= Glass basketball court =

Type of basketball court

A glass basketball court is a basketball court with a glass floor that uses light emitting diodes (LEDs) to display the court lines and other graphics.

==History==
ASB GlassFloor, a German manufacturer, first demonstrated a glass court for sports including basketball in 2011. Its first installation was for a 3x3 basketball event in Berlin in 2014. The company makes two different kinds of glass floor that are approved by FIBA for tier 1 competitions: ASB MultiSports, which offers LED lines, and ASB LumiFlex, which allows full motion video and player tracking. The LumiFlex option can display statistics and advertising for spectators in the arena in ways comparable to digital on-screen graphics on television broadcasts.

In 2017, FIBA had allowed another manufacturer to supply LED-lined glass floors for tier 2 and tier 3 competitions, noting that it passed the association's requirements for player and ball reaction against the surface, and avoided the redundant lines on many existing multi-use courts. After successful trials, FIBA approved glass courts on October 1, 2022, for tier-1 competitions such as the FIBA Basketball World Cup, and a glass court would be used for the first time during the 2023 FIBA Under-19 Women's Basketball World Cup in Madrid.

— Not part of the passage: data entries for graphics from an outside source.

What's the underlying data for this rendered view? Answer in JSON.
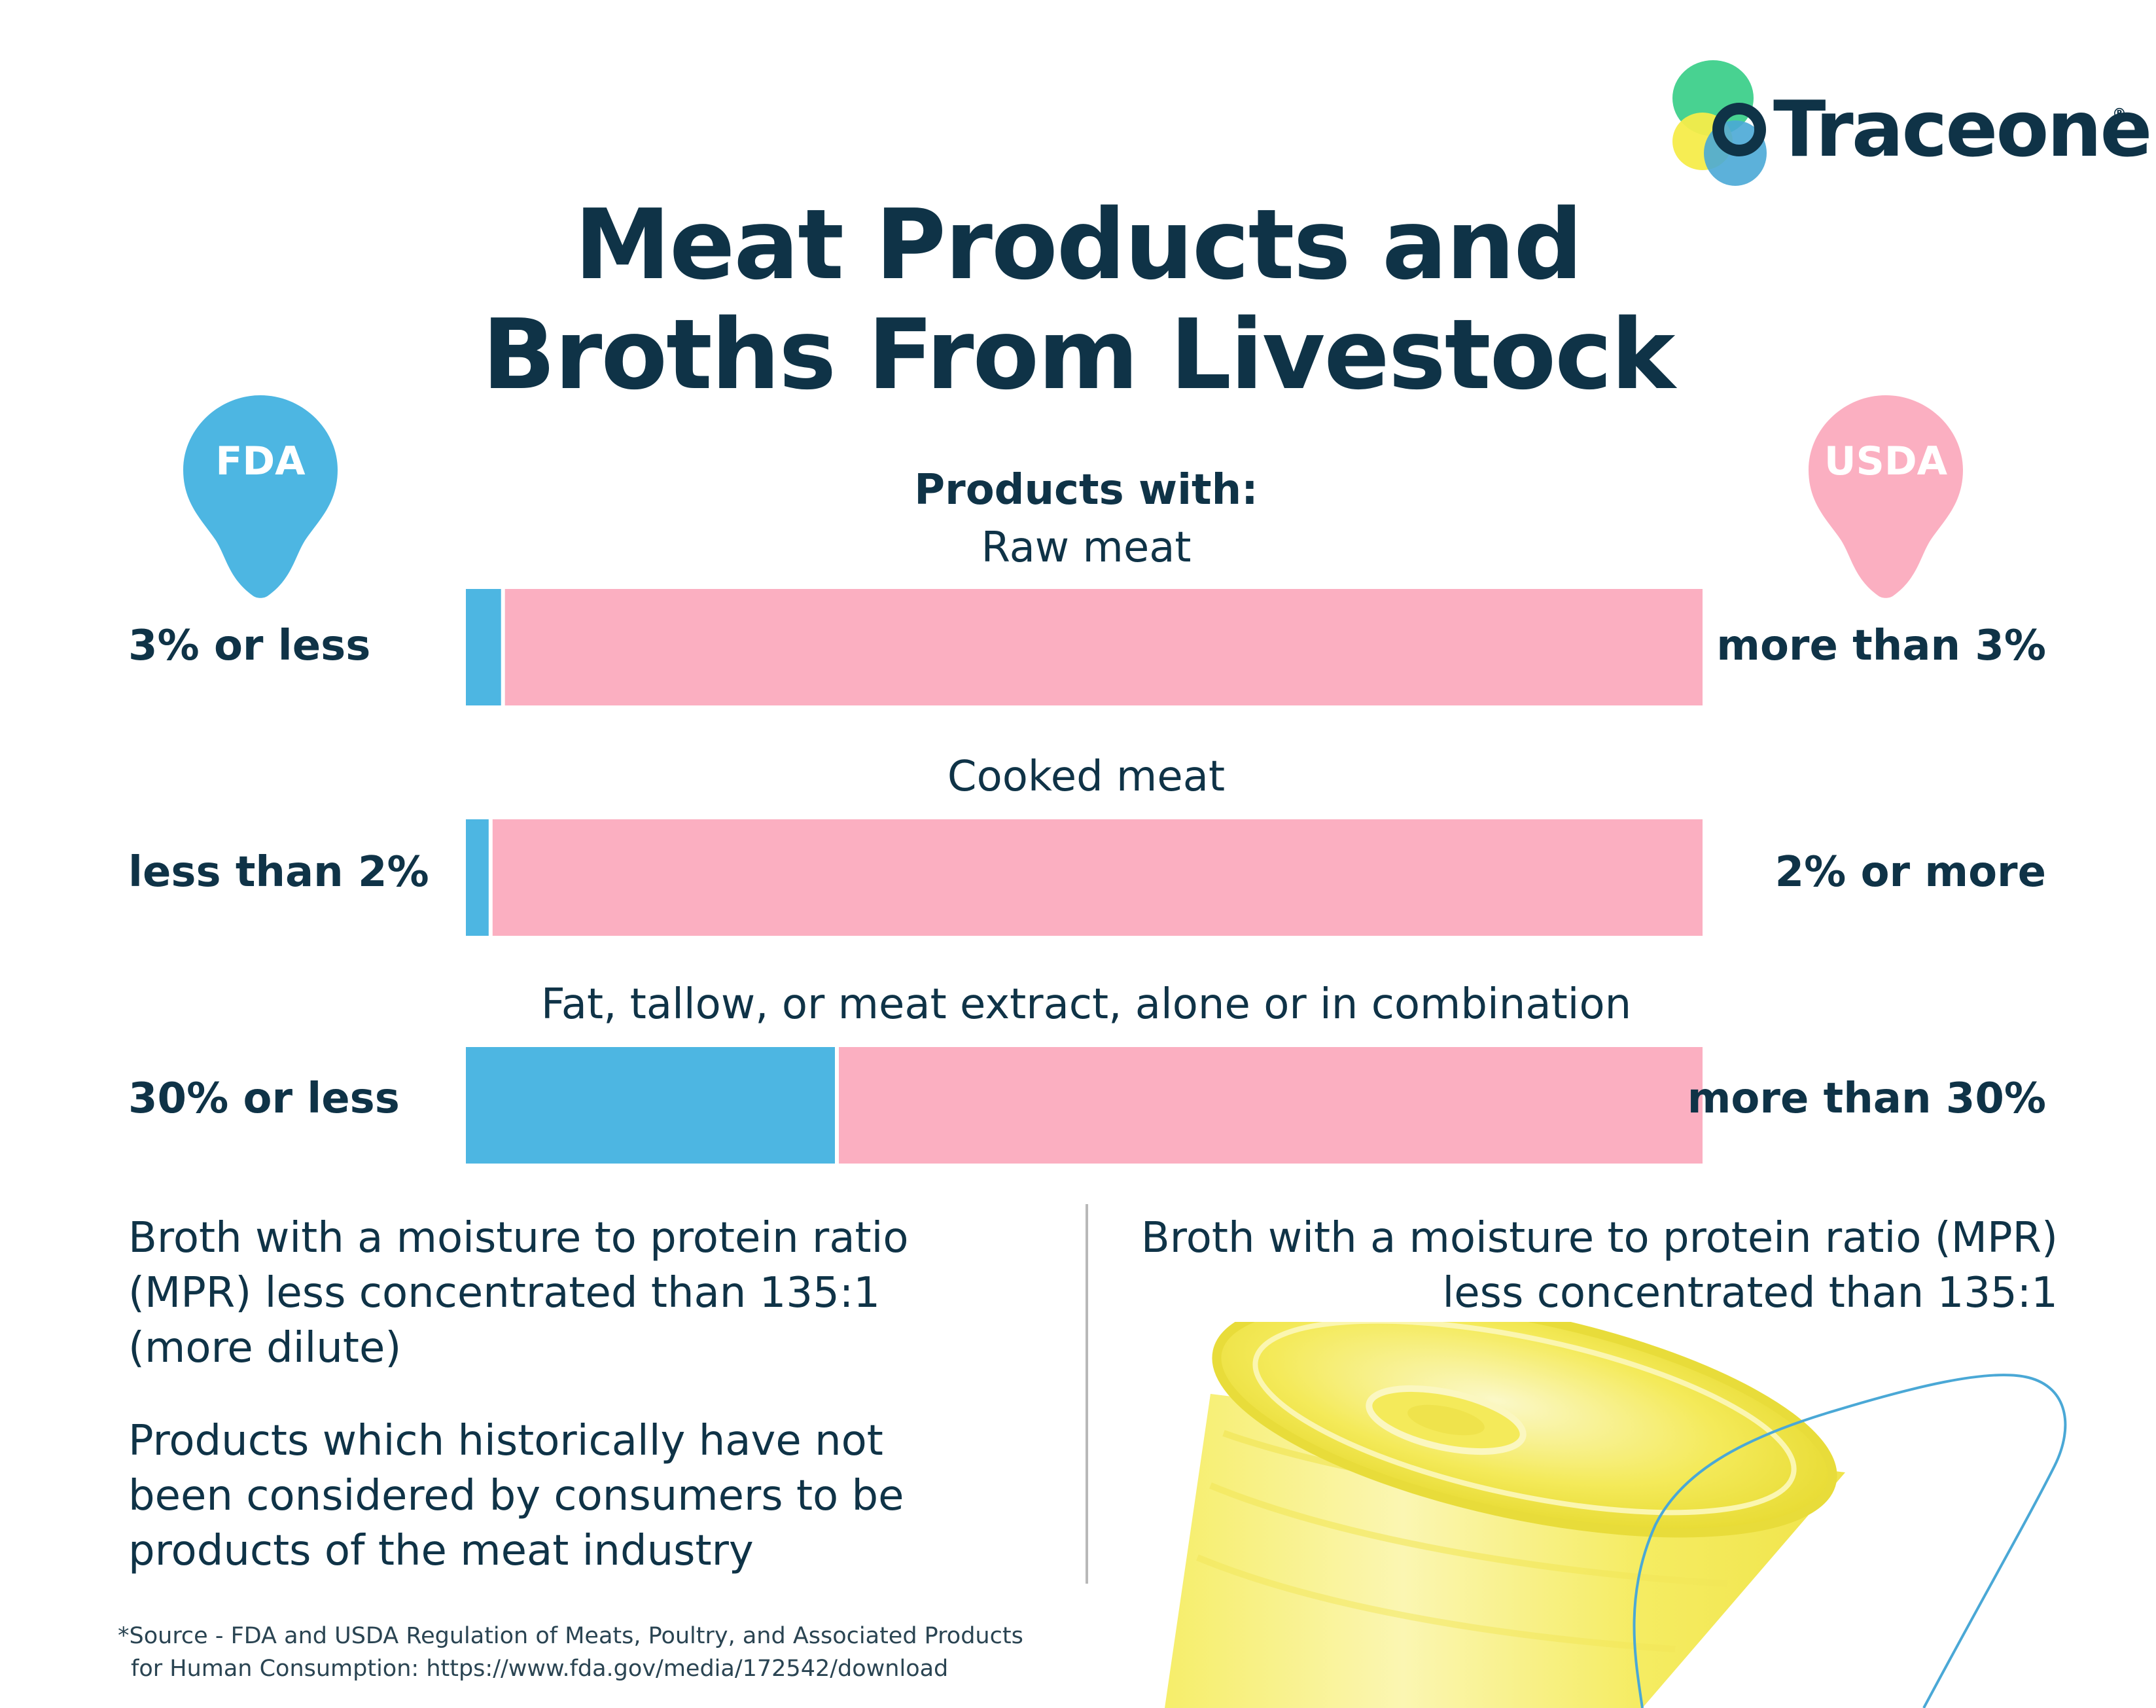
{
  "brand": {
    "name": "Traceone",
    "registered_mark": "®"
  },
  "title": {
    "line1": "Meat Products and",
    "line2": "Broths From Livestock"
  },
  "agencies": {
    "left": "FDA",
    "right": "USDA"
  },
  "colors": {
    "fda": "#4db6e2",
    "usda": "#fbafc1",
    "navy": "#0f3347",
    "accent_yellow": "#f6ec4a",
    "accent_green": "#3ed08b",
    "outline_blue": "#4aa8d6"
  },
  "chart_data": {
    "type": "bar",
    "orientation": "horizontal",
    "stacked": true,
    "title": "Products with:",
    "categories": [
      "Raw meat",
      "Cooked meat",
      "Fat, tallow, or meat extract, alone or in combination"
    ],
    "series": [
      {
        "name": "FDA",
        "threshold_labels": [
          "3% or less",
          "less than 2%",
          "30% or less"
        ],
        "values": [
          3,
          2,
          30
        ]
      },
      {
        "name": "USDA",
        "threshold_labels": [
          "more than 3%",
          "2% or more",
          "more than 30%"
        ],
        "values": [
          97,
          98,
          70
        ]
      }
    ],
    "xlim": [
      0,
      100
    ],
    "xlabel": "",
    "ylabel": ""
  },
  "notes": {
    "fda_broth": "Broth with a moisture to protein ratio (MPR) less concentrated than 135:1 (more dilute)",
    "fda_products": "Products which historically have not been considered by consumers to be products of the meat industry",
    "usda_broth": "Broth with a moisture to protein ratio (MPR) less concentrated than 135:1"
  },
  "source": {
    "line1": "*Source - FDA and USDA Regulation of Meats, Poultry, and Associated Products",
    "line2": "for Human Consumption: https://www.fda.gov/media/172542/download"
  }
}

In 2014, Nike developed a glass court with AKQA, Rhizomatiks and WiSpark for an exhibition in Shanghai. The company invited 30 players to practice with Kobe Bryant on the court, nicknamed the "House of Mamba". The custom court included motion tracking and lighting that could track players as they ran drills.

Glass courts are installed in several European basketball arenas, including the BallsportArena Dresden, the OYM Performance Center in Switzerland, and an arena at the University of Oxford. Two professional European basketball teams permanently installed ASB GlassFloor courts in their arenas in 2024. FC Bayern Munich installed a LumiFlex LED court at its home arena, BMW Park. Panathinaikos B.C. also installed a LumiFlex court at their home, Telekom Center, in Athens.

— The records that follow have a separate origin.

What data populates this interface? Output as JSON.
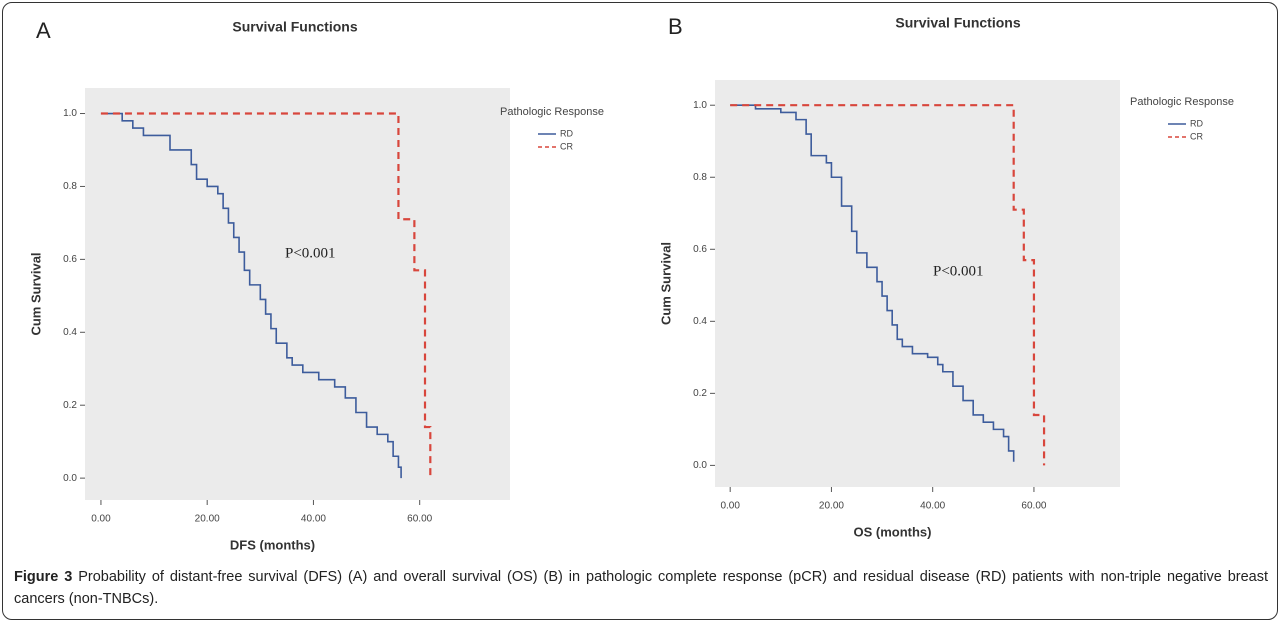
{
  "chart_data": [
    {
      "type": "step",
      "panel": "A",
      "title": "Survival Functions",
      "x_label": "DFS (months)",
      "y_label": "Cum Survival",
      "annotation": "P<0.001",
      "legend_title": "Pathologic Response",
      "xlim": [
        -3,
        77
      ],
      "ylim": [
        -0.06,
        1.07
      ],
      "xticks": [
        {
          "value": 0,
          "label": "0.00"
        },
        {
          "value": 20,
          "label": "20.00"
        },
        {
          "value": 40,
          "label": "40.00"
        },
        {
          "value": 60,
          "label": "60.00"
        }
      ],
      "yticks": [
        {
          "value": 0,
          "label": "0.0"
        },
        0.2,
        0.4,
        0.6,
        0.8,
        {
          "value": 1,
          "label": "1.0"
        }
      ],
      "series": [
        {
          "name": "RD",
          "color": "#3d5c9c",
          "dash": false,
          "x": [
            0,
            4,
            6,
            8,
            13,
            17,
            18,
            20,
            22,
            23,
            24,
            25,
            26,
            27,
            28,
            30,
            31,
            32,
            33,
            35,
            36,
            38,
            41,
            44,
            46,
            48,
            50,
            52,
            54,
            55,
            56,
            56.5
          ],
          "values": [
            1.0,
            0.98,
            0.96,
            0.94,
            0.9,
            0.86,
            0.82,
            0.8,
            0.78,
            0.74,
            0.7,
            0.66,
            0.62,
            0.57,
            0.53,
            0.49,
            0.45,
            0.41,
            0.37,
            0.33,
            0.31,
            0.29,
            0.27,
            0.25,
            0.22,
            0.18,
            0.14,
            0.12,
            0.1,
            0.06,
            0.03,
            0.0
          ]
        },
        {
          "name": "CR",
          "color": "#d8463c",
          "dash": true,
          "x": [
            0,
            56,
            59,
            61,
            62
          ],
          "values": [
            1.0,
            0.71,
            0.57,
            0.14,
            0.0
          ]
        }
      ]
    },
    {
      "type": "step",
      "panel": "B",
      "title": "Survival Functions",
      "x_label": "OS (months)",
      "y_label": "Cum Survival",
      "annotation": "P<0.001",
      "legend_title": "Pathologic Response",
      "xlim": [
        -3,
        77
      ],
      "ylim": [
        -0.06,
        1.07
      ],
      "xticks": [
        {
          "value": 0,
          "label": "0.00"
        },
        {
          "value": 20,
          "label": "20.00"
        },
        {
          "value": 40,
          "label": "40.00"
        },
        {
          "value": 60,
          "label": "60.00"
        }
      ],
      "yticks": [
        {
          "value": 0,
          "label": "0.0"
        },
        0.2,
        0.4,
        0.6,
        0.8,
        {
          "value": 1,
          "label": "1.0"
        }
      ],
      "series": [
        {
          "name": "RD",
          "color": "#3d5c9c",
          "dash": false,
          "x": [
            0,
            5,
            10,
            13,
            15,
            16,
            19,
            20,
            22,
            24,
            25,
            27,
            29,
            30,
            31,
            32,
            33,
            34,
            36,
            39,
            41,
            42,
            44,
            46,
            48,
            50,
            52,
            54,
            55,
            56
          ],
          "values": [
            1.0,
            0.99,
            0.98,
            0.96,
            0.92,
            0.86,
            0.84,
            0.8,
            0.72,
            0.65,
            0.59,
            0.55,
            0.51,
            0.47,
            0.43,
            0.39,
            0.35,
            0.33,
            0.31,
            0.3,
            0.28,
            0.26,
            0.22,
            0.18,
            0.14,
            0.12,
            0.1,
            0.08,
            0.04,
            0.01
          ]
        },
        {
          "name": "CR",
          "color": "#d8463c",
          "dash": true,
          "x": [
            0,
            56,
            58,
            60,
            62
          ],
          "values": [
            1.0,
            0.71,
            0.57,
            0.14,
            0.0
          ]
        }
      ]
    }
  ],
  "caption": {
    "label": "Figure 3",
    "text": "Probability of distant-free survival (DFS) (A) and overall survival (OS) (B) in pathologic complete response (pCR) and residual disease (RD) patients with non-triple negative breast cancers (non-TNBCs)."
  }
}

In February 2024 during the NBA All-Star Weekend, the NBA held the Saturday night activities, including the skills challenge, on a glass court at Lucas Oil Stadium. The All-Star Game proper was played at Gainbridge Fieldhouse, on a traditional court.

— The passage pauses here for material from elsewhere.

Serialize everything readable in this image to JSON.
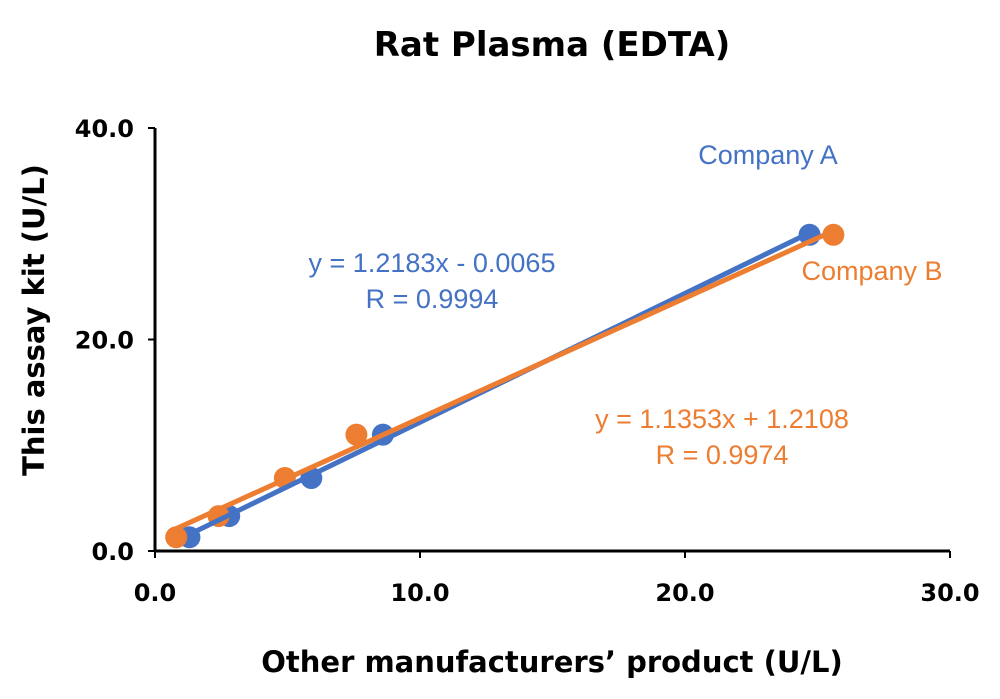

In March 2026, the Big 12 Conference in U.S. college basketball installed an ASB floor at T-Mobile Center in Kansas City, Missouri for its women's and men's conference tournaments, becoming the United States' first non-exhibition basketball competition to utilize the technology.

==Reception==

Glass basketball courts have faced a mixed reception from players due to their different feel in comparison to wooden courts. During the Big 12 conference tournaments in 2026, players complained that the surface felt more slippery than usual, while some considered the LED screen to be distracting (with one player reporting that it gave him a migraine). Some players were more positive; Baylor player Cameron Carr noted that the court "[felt] good to jump on [and] doesn't hurt your legs as much", while Big 12 commissioner Brett Yormark remarked during a press conference that "every official last week came up to me and said, Brett, this is going to help me if we ever play on this court again. It's going to help me prolong my career because it's providing them some shock absorption for their knees." On March 12, 2026, during a men's quarter-final game, Texas Tech player Christian Anderson Jr. strained his groin after slipping on the court; the following day, the Big 12 announced that it would revert to a wooden court for the tournament semi-finals, citing feedback from players and coaches.

As of June 2022, a MultiSports floor costs about US$80–90 per square foot and a LumiFlex floor costs about US$500 per square foot; a full NBA court with LumiFlex technology would cost about US$2 million, leading to doubt about its viability for widespread adoption.